The Tragedy of the Common: If the Common is so common, why can’t common people decide how to use it?
The Coast Magazine, Opinion – Sustainable City, by Chris Benjamin
Tragedy-of-the-Common_THECOAST – PDF
from: https://www.thecoast.ca/halifax/tragedy-of-the common/Content?oid=1503404
“Picture a pasture open to all.” So wrote Garrett Hardin in his 1968 Science article, “The Tragedy of the Commons.” His thesis was that a shared natural resource, in self-interested human hands, could only be destroyed. It was a thought-provoking article that is still invoked to advocate and justify private ownership.
The history of our own Halifax Common at times veers toward destruction, but it has survived shared ownership by the people, either because or in spite of municipal government intervention. The Common was once a shared Hardinesque pasture. It has also been a campground, a dump and a race track twice—once for horses and once for cars. It used to be much bigger, but pavement, steel and glass ate the grass.
It was granted in 1763 by King George III “for the use of the inhabitants of the Town of Halifax forever,” and we’ve been arguing about how to use it ever since. Some want more green space, some want more infrastructure. The idea of “daylighting” an underground stream was even considered, but the plan died because it would eliminate three to eight sports fields.
Since amalgamation, those decisions lie with HRM regional council.
Councillors from Hubbards to Ecum Secum decide what happens to Robie Street residents and businesses. City staff, led by real property planning manager Peter Bigelow, implement those decisions. He stood before about 75 local residents in late January and unveiled the latest multi-year plan for the North Common. “We’re only making minor adjustments,” he tells me later.
Most of the plan is good. Pathways are being widened for better bicycle and police vehicle access, as per a new crime prevention strategy. Lighting will be improved, and the fountain is being upgraded. Trees are being planted. A massive new rink is going in for the Canada Games, and will be open to the public for much of next winter. (Strangely, it will be relocated after that, presumably to the district of the councillor who wins the blindfolded cage match.)
The controversy is over mega-concerts. “We’re going to upgrade one area,” Bigelow explains, at Cogswell and North Park. A hard, permanent sub-surface will be placed under the grass, and a power source and seating will be added. Instead of experimenting with different parts of the Common, concert promoters will be funnelled into one corner, presumably cutting down on Keith Urban-type desecration of the whole park. The cost will beabout $600,000.
Bigelow says the Common is ideal for audiences in the tens of thousands because it is walking distance from the homes of 50,000 Haligonians, cutting down on auto traffic. But its immediate neighbours aren’t thrilled at the prospect of more surviving Beatles, Eagles and Monkees, and the eating, drinking, pooping masses they bring.
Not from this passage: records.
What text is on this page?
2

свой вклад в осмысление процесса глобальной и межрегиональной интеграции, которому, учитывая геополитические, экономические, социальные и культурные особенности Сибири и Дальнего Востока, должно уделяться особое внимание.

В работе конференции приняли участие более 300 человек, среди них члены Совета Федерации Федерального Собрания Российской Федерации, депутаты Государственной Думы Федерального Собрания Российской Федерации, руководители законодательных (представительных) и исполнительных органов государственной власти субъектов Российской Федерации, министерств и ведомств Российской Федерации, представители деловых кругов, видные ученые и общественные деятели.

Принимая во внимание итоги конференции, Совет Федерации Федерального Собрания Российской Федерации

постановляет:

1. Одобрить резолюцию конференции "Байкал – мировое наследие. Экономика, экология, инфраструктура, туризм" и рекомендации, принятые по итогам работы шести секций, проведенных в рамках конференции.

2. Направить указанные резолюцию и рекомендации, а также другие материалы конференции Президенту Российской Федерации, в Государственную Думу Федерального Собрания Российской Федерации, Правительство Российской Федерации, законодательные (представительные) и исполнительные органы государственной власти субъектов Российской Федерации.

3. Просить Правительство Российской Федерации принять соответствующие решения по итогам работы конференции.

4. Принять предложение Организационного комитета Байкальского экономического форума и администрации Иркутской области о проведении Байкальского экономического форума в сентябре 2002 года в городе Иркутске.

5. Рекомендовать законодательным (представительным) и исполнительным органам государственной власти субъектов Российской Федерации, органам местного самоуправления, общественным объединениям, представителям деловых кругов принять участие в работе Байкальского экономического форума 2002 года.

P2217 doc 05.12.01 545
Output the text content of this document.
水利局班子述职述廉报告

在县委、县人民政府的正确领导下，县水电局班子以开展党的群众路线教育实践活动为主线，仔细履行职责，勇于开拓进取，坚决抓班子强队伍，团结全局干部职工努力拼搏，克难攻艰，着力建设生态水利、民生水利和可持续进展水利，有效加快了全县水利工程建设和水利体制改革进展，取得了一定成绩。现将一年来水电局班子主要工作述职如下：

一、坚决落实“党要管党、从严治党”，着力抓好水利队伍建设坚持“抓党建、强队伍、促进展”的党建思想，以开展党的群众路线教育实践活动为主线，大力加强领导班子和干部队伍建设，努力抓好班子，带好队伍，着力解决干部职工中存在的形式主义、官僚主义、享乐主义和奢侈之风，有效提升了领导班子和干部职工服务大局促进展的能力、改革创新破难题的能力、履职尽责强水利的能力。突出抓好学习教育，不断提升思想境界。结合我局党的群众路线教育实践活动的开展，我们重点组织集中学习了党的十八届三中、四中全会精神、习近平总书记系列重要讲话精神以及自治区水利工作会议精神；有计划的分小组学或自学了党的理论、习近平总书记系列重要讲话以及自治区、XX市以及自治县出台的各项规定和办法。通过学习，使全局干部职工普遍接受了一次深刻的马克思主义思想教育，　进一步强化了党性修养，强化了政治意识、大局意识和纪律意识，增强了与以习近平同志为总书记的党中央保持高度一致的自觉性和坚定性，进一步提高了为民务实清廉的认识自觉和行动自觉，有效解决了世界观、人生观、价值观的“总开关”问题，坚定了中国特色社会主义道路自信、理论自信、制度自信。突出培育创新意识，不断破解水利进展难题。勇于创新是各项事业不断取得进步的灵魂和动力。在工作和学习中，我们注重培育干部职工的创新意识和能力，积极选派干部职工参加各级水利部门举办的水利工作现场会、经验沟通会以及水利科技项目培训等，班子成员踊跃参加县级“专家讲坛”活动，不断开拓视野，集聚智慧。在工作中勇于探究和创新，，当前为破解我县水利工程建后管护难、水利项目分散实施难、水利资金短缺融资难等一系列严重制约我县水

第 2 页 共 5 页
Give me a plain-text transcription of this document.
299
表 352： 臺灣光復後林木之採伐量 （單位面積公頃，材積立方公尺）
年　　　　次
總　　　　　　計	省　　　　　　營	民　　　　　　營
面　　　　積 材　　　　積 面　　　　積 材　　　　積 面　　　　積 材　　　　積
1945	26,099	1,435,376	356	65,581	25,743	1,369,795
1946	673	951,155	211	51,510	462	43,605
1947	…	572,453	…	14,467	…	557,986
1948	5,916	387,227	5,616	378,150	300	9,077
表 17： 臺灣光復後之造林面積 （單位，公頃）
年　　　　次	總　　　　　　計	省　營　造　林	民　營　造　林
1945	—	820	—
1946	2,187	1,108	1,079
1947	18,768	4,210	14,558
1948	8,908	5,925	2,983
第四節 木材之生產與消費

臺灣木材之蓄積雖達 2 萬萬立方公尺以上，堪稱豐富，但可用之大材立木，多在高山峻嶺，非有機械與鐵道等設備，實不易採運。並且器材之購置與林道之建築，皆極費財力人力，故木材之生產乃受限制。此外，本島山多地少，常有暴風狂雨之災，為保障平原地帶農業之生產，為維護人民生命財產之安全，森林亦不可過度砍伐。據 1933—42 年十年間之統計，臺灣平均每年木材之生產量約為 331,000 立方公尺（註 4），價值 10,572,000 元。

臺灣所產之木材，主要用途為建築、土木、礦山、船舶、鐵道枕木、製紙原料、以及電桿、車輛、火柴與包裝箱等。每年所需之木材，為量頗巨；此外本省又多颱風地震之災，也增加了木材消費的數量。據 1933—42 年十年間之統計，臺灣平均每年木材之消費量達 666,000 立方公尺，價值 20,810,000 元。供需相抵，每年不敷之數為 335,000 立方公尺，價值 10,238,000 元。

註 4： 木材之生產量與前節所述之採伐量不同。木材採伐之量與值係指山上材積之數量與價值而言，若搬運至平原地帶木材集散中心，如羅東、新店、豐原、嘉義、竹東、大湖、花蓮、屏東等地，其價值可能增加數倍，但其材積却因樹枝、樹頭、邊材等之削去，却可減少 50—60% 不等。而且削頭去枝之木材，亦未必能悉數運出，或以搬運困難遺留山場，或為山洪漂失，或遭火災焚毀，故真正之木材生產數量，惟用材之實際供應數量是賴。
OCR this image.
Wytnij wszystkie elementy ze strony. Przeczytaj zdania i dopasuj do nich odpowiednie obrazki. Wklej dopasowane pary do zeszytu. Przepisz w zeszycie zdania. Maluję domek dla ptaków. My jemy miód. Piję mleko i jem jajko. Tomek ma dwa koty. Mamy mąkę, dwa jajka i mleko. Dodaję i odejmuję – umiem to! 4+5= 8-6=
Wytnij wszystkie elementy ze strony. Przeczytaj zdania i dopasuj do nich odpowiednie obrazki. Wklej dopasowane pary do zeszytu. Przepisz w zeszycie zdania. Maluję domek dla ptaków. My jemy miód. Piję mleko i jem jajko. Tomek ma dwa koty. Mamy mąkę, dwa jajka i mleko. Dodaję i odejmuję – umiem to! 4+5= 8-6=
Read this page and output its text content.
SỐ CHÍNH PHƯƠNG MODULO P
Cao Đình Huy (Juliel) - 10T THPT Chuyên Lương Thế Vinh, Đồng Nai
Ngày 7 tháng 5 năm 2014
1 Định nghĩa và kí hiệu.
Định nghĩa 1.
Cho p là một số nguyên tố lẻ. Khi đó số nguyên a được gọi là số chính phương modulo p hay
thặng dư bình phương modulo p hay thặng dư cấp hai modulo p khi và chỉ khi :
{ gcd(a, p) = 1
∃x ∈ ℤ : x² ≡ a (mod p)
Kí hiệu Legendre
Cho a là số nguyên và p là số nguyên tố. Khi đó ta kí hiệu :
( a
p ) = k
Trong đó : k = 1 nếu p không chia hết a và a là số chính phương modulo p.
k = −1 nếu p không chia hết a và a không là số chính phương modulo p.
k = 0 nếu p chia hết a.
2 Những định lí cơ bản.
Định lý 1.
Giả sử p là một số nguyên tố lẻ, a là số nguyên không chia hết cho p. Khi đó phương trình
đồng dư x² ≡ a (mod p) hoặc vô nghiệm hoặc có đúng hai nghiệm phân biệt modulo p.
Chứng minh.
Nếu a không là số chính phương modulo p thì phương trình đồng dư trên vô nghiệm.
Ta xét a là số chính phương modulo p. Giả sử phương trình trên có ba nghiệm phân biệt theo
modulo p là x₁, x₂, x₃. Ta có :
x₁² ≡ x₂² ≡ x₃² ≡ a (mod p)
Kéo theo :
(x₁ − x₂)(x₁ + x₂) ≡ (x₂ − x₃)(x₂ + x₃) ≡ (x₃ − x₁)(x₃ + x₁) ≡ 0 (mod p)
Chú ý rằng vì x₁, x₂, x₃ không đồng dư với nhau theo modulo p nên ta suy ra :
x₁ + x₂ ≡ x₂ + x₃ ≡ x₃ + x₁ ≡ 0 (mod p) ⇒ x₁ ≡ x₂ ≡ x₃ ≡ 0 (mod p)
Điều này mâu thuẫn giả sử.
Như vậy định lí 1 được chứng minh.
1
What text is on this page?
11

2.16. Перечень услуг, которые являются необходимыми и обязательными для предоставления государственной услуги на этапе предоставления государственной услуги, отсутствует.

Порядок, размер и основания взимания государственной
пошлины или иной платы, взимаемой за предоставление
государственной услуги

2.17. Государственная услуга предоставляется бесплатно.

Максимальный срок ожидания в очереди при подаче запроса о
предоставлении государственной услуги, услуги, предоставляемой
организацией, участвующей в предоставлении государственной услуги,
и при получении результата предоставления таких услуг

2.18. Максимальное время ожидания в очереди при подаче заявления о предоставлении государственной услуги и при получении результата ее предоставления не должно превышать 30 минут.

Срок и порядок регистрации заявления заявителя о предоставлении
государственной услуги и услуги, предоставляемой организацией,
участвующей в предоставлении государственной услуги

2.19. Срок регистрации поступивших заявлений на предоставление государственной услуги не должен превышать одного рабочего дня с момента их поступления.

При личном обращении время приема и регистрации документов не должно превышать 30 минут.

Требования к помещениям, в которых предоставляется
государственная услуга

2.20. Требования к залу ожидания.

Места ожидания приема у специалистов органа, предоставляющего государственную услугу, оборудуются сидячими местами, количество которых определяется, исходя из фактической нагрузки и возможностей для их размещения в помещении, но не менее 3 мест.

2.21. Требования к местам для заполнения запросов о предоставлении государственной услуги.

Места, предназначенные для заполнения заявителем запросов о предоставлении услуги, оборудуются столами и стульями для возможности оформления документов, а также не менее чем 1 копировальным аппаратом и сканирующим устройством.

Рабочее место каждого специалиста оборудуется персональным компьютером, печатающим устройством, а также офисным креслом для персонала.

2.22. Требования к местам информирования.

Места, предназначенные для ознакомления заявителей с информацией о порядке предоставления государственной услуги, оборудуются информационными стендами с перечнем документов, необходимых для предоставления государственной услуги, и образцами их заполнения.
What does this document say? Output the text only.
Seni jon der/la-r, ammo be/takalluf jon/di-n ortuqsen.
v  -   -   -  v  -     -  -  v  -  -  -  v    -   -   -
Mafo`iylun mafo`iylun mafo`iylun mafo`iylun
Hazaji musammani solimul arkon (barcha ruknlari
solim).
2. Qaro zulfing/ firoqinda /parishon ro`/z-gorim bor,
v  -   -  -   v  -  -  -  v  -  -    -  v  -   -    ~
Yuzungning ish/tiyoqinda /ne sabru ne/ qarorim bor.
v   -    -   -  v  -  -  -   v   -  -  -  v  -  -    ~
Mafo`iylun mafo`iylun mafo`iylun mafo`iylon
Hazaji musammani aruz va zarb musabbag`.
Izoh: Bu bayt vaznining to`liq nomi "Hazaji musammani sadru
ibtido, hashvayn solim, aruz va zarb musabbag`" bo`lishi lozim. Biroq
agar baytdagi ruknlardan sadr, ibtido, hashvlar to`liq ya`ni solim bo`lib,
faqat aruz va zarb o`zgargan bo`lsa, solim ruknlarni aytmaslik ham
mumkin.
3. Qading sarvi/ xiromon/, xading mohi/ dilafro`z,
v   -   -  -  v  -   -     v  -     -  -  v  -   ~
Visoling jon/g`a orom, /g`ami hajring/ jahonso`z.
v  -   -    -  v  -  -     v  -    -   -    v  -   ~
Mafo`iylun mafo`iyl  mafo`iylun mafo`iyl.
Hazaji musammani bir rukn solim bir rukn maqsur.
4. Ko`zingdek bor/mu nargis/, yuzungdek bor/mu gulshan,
“Mega-concerts don’t fit the spirit of common land,” says Jill Ceccolini, who has lived nearby since 1994. “They don’t support local music, they’re not accessible or community-spirited.
“Parking is disrupted, you see people peeing on your yard or trying to sit on your porch, throwing cigarette butts—there’s no clean-up outside the actual Common.”
Daniel Rainham, who lives near the Common and is an environmental health professor, is put off by the scale of the concerts.
“With such limited space it seems unreasonable to shut down all other uses for one concert,” he says. “I don’t see anything wrong with having smaller, less invasive shows.”
Ceccolini believes that the motivation for mega-concerts is economic gain for a few promoters, who along with the city are “treating the community as a commodity. Maybe the city doesn’t have a sense of what people want.”
She feels that the money—both this new infrastructure and the subsidization of concerts themselves—would be better spent showcasing local artists. Rainham suggests budgeting for “maintenance of existing facilities and planning for different future uses other than hospitals and schools and parking lots—based on a broader discussion of what people really want.”
Ceccolini calls the January public meetings a “slick sell job,” rather than the genuine consultation she thinks the Common deserves.
Bigelow disagrees, saying that mega-concerts are just one tick on the city’s checklist of cultural programming. He adds that the popularity of mega-concerts speaks volumes. “When you have 40,000 people showing up to a concert they’re voting with their feet.”
Further consultation seems unlikely. “Council has already had that discussion,” Bigelow says. Call it the tragedy of the Halifax Common: what is supposedly for everyone has been decided by the few.